SOLITUDE. - Par les lignes qui précèdent, le lecteur a pu voir, qu'au moment de l'épreuve, Dieu m'avait soutenu de façon extraordinaire. Toutefois, bien qu'il m'eût rendu capable de le glorifier par une soumission entière à sa volonté, je ressentais chaque jour plus vivement, plus douloureusement, toute l'étendue de ma perte. En Jésus je trouvais des consolations et un adoucissement à ma peine ; en lui je discernais que l'épreuve était entre ses mains un moyen de bénédictions inexprimables. Mais, qu'était devenu mon bonheur ici-bas ?... Le soir, lorsque je quitte les Orphelinats, entre huit et neuf heures, pour rentrer à Bristol, seul sur la route que nous avons si souvent suivie à deux, je pense à mon céleste Ami. Lui est toujours là... Je pense aux raisons que j'ai d'être reconnaissant, à ma chère fille qui veille au moment de mon arrivée pour m'accueillir, et essayer par ses prévenances d'adoucir ma peine... Cependant mon épreuve est très grande, la blessure profonde ; et loin de rien cicatriser, le temps donne plus d'acuité à ma peine... Je suis généralement heureux en Dieu, et même, je le loue pour cette dernière dispensation à mon endroit, bien que la séparation me soit tous les jours plis douloureuse.

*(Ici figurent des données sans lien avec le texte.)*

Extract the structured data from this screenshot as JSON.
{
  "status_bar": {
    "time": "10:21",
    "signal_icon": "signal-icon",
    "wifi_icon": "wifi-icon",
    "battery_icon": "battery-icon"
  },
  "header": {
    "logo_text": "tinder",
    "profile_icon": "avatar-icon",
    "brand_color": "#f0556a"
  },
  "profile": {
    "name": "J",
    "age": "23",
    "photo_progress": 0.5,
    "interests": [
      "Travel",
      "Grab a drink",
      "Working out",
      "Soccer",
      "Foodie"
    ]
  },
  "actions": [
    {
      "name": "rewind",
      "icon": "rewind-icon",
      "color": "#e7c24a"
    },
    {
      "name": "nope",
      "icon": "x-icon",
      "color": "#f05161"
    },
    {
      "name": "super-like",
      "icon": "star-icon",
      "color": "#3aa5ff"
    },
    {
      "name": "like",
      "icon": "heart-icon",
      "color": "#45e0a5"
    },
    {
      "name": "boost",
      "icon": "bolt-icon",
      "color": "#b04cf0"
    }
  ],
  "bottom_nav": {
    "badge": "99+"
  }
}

31 décembre 1870. - Il a plu au Seigneur de me donner cette année cinquante-et-un mille six cent quatre-vingt-sept francs.


1871

FIANÇAILLES DE Mlle MÜLLER. - 4 août 1871. - [Un an et demi après la mort de Mme Müller]. - Aujourd'hui, M. Wright, l'un de mes principaux collaborateurs de l'Institut biblique, m'a demandé la main de ma fille bien-aimée. Cette demande m'a extraordinairement surpris, et en même temps je suis obligé de convenir qu'il n'existe aucune autre personne à qui je confierais aussi volontiers le plus précieux trésor qui me reste ici-bas. Pendant une quinzaine, un douloureux combat s'est livré dans le coeur de ma chère fille, parce qu'elle ne pouvait se faire à l'idée de me laisser seul. Mais je la suppliai de ne pas permettre que je fusse un obstacle sur sa route et lui ai dit quelle joie et quelle consolation ce serait pour moi de la savoir unie à un tel homme. Elle a donc agréé la demande de M. Wright.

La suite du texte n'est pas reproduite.